As a small example, the shader above extended to do simple rim lighting:

#pragma surface surf Lambert
struct Input {
    float2 uv_MainTex;
    float2 uv_BumpMap;
    float3 viewDir;
};
sampler2D _MainTex;
sampler2D _BumpMap;
float4 _RimColor;
float _RimPower;
void surf (Input IN, inout SurfaceOutput o) {
    o.Albedo = tex2D (_MainTex, IN.uv_MainTex).rgb;
    o.Normal = UnpackNormal (tex2D (_BumpMap, IN.uv_BumpMap));
    half rim =
        1.0 - saturate(dot (normalize(IN.viewDir), o.Normal));
    o.Emission = _RimColor.rgb * pow (rim, _RimPower);
}

Vertex shader modifiers

It is possible to specify custom “vertex modifier” function that will be called at start of the generated vertex shader, to modify (or generate) per-vertex data. You know, vertex shader based tree wind animation, grass billboard extrusion and so on. It can also fill in any non-predefined values in the Input structure.

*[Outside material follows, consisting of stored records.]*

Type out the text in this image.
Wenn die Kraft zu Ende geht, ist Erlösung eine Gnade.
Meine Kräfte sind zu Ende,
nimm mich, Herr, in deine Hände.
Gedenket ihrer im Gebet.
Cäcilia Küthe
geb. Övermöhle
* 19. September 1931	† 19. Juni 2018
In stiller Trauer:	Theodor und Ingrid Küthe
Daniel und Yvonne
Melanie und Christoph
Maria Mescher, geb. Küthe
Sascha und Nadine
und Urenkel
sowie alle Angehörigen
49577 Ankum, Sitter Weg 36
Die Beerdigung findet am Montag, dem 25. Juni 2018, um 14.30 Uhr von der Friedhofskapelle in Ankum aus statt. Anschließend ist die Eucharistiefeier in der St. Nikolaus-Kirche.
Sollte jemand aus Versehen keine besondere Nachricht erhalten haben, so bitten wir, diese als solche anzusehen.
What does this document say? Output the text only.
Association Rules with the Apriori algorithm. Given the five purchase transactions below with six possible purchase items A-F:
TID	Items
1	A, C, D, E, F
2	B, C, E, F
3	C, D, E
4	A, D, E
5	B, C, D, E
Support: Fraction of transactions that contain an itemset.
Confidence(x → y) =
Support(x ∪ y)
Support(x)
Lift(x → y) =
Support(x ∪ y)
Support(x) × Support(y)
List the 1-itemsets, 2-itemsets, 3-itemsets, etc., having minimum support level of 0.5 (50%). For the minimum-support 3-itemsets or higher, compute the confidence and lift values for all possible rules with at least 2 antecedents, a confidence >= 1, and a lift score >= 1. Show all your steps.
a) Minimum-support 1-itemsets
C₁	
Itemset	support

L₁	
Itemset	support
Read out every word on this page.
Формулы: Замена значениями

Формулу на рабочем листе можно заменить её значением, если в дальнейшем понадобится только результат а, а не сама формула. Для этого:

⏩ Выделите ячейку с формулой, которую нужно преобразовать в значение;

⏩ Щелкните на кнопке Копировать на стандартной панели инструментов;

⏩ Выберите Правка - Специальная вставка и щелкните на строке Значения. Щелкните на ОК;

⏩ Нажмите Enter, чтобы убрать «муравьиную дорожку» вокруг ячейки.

My favorite vertex modifier? Moving vertices along their normals.

Custom Lighting Models

There are a couple simple lighting models built-in, but it’s possible to specify your own. A lighting model is nothing more than a function that will be called with the filled SurfaceOutput structure and per-light parameters (direction, attenuation and so on). Different functions would have to be called in forward and light pre-pass rendering cases; and naturally the light pre-pass one has much less flexibility. So for any fancy effects, it is possible to say “do not compile this shader for light pre-pass”, in which case it will be rendered via forward rendering.

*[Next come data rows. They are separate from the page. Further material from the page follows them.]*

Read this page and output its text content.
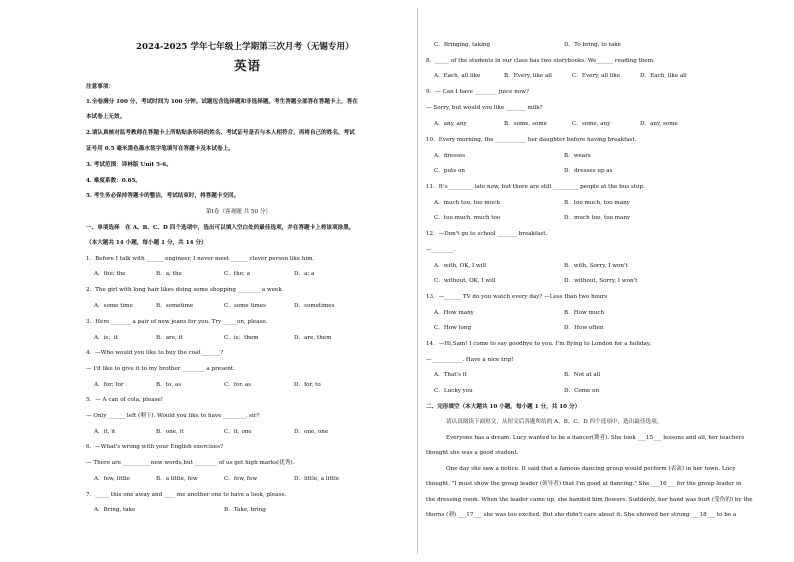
2024-2025 学年七年级上学期第三次月考（无锡专用）
英语
注意事项：
1.全卷满分 100 分，考试时间为 100 分钟。试题包含选择题和非选择题。考生答题全部答在答题卡上，答在
本试卷上无效。
2.请认真核对监考教师在答题卡上所粘贴条形码的姓名、考试证号是否与本人相符合，再将自己的姓名，考试
证号用 0.5 毫米黑色墨水签字笔填写在答题卡及本试卷上。
3. 考试范围：译林版 Unit 5-6。
4. 难度系数：0.65。
5. 考生务必保持答题卡的整洁，考试结束时，将答题卡交回。
第Ⅰ卷（客观题 共 50 分）
一、单项选择　在 A、B、C、D 四个选项中，选出可以填入空白处的最佳选项，并在答题卡上将该项涂黑。
（本大题共 14 小题，每小题 1 分，共 14 分）
1．Before I talk with ______ engineer, I never meet ______ clever person like him.
A．the; the	B．a; the	C．the; a	D．a; a
2．The girl with long hair likes doing some shopping ________ a week.
A．some time	B．sometime	C．some times	D．sometimes
3．Here _______ a pair of new jeans for you. Try _____on, please.
A．is；it	B．are, it	C．is；them	D．are, them
4．—Who would you like to buy the coat_______?
— I'd like to give it to my brother ________ a present.
A．for; for	B．to, as	C．for, as	D．for, to
5．— A can of cola, please!
— Only ______ left (剩下). Would you like to have ________, sir?
A．it, it	B．one, it	C．it, one	D．one, one
6．—What's wrong with your English exercises?
— There are __________new words,but ________ of us get high marks(优秀).
A．few, little	B．a little, few	C．few, few	D．little, a little
7．_____ this one away and ____ me another one to have a look, please.
A．Bring, take	B．Take, bring
C．Bringing, taking	D．To bring, to take
8．_____ of the students in our class has two storybooks. We______ reading them.
A．Each, all like	B．Every, like all	C．Every, all like	D．Each, like all
9．— Can I have ________ juice now?
— Sorry, but would you like _______ milk?
A．any, any	B．some, some	C．some, any	D．any, some
10．Every morning, the ___________ her daughter before having breakfast.
A．dresses	B．wears
C．puts on	D．dresses up as
11．It's_________ late now, but there are still _________ people at the bus stop.
A．much too, too much	B．too much, too many
C．too much, much too	D．much too, too many
12．—Don't go to school _______ breakfast.
—________.
A．with, OK, I will	B．with, Sorry, I won't
C．without, OK, I will	D．without, Sorry, I won't
13．—______ TV do you watch every day? —Less than two hours
A．How many	B．How much
C．How long	D．How often
14．—Hi,Sam! I come to say goodbye to you. I'm flying to London for a holiday.
—___________. Have a nice trip!
A．That's it	B．Not at all
C．Lucky you	D．Come on
二、完形填空（本大题共 10 小题，每小题 1 分，共 10 分）
请认真阅读下面短文，从短文后各题所给的 A、B、C、D 四个选项中，选出最佳选项。
Everyone has a dream. Lucy wanted to be a dancer(舞者). She took ___15___ lessons and all, her teachers
thought she was a good student.
One day she saw a notice. It said that a famous dancing group would perform (表演) in her town. Lucy
thought, "I must show the group leader (领导者) that I'm good at dancing." She ___16___ for the group leader in
the dressing room. When the leader came up, she handed him flowers. Suddenly, her hand was hurt (受伤的) by the
thorns (刺) ___17___ she was too excited. But she didn't care about it. She showed her strong ___18___ to be a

Example of wrapped-Lambert lighting model:

#pragma surface surf WrapLambert
half4 LightingWrapLambert (SurfaceOutput s, half3 dir, half atten) {
    dir = normalize(dir);
    half NdotL = dot (s.Normal, dir);
    half diff = NdotL * 0.5 + 0.5;
    half4 c;
    c.rgb = s.Albedo * _LightColor0.rgb * (diff * atten * 2);
    c.a = s.Alpha;
    return c;
}
struct Input {
    float2 uv_MainTex;
};
sampler2D _MainTex;
void surf (Input IN, inout SurfaceOutput o) {
    o.Albedo = tex2D (_MainTex, IN.uv_MainTex).rgb;
}

Behind the scenes

I’m using HLSL parser from Ryan Gordon’s mojoshader to parse the original surface shader code and infer some things from the AST mojoshader produces. This way I can figure out what members are in what structures, go over function prototypes and so on. At this stage some error checking is done to tell the user his surface function is of wrong prototype, or his structures are missing required members - which is much better than failing with dozens of compile errors in the generated code later.

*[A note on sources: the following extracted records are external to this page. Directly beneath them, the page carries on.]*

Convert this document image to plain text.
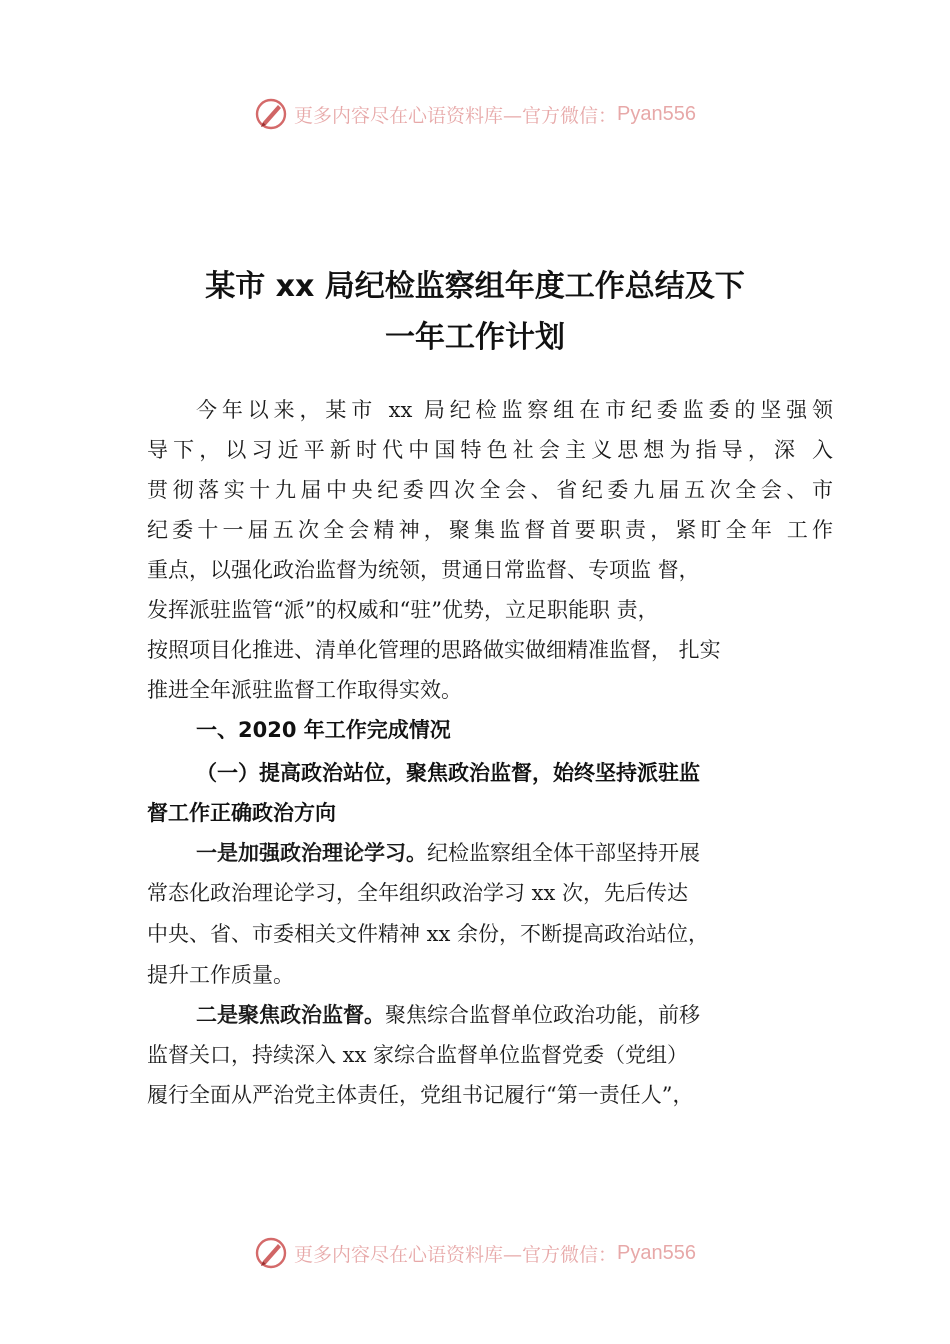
更多内容尽在心语资料库—官方微信： Pyan556
某市 xx 局纪检监察组年度工作总结及下
一年工作计划
今年以来，某市 xx 局纪检监察组在市纪委监委的坚强领
导下，以习近平新时代中国特色社会主义思想为指导，深 入
贯彻落实十九届中央纪委四次全会、省纪委九届五次全会、市
纪委十一届五次全会精神，聚集监督首要职责，紧盯全年 工作
重点，以强化政治监督为统领，贯通日常监督、专项监 督，
发挥派驻监管“派”的权威和“驻”优势，立足职能职 责，
按照项目化推进、清单化管理的思路做实做细精准监督， 扎实
推进全年派驻监督工作取得实效。
一、2020 年工作完成情况
（一）提高政治站位，聚焦政治监督，始终坚持派驻监
督工作正确政治方向
一是加强政治理论学习。纪检监察组全体干部坚持开展
常态化政治理论学习，全年组织政治学习 xx 次，先后传达
中央、省、市委相关文件精神 xx 余份，不断提高政治站位，
提升工作质量。
二是聚焦政治监督。聚焦综合监督单位政治功能，前移
监督关口，持续深入 xx 家综合监督单位监督党委（党组）
履行全面从严治党主体责任，党组书记履行“第一责任人”，
更多内容尽在心语资料库—官方微信： Pyan556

To figure out which surface shader inputs are actually used in the various lighting passes, I’m generating small dummy pixel shaders, compile them with Cg and use Cg’s API to query used inputs & outputs. This way I can figure out, for example, that a normal map nor it’s texture coordinate is not actually used in Light Pre-Pass’ final pass, and save some vertex shader instructions & a texcoord interpolator.

The code that is ultimately generated is compiled with various shader compilers depending on the target platform (Cg for PC/Mac, XDK HLSL for Xbox 360, PS3 Cg for PS3, and my own fork of HLSL2GLSL for iPhone, Android and upcoming NativeClient port of Unity).

So yeah, that’s it. We’ll see where this goes next, or what happens when Unity 3 will be released.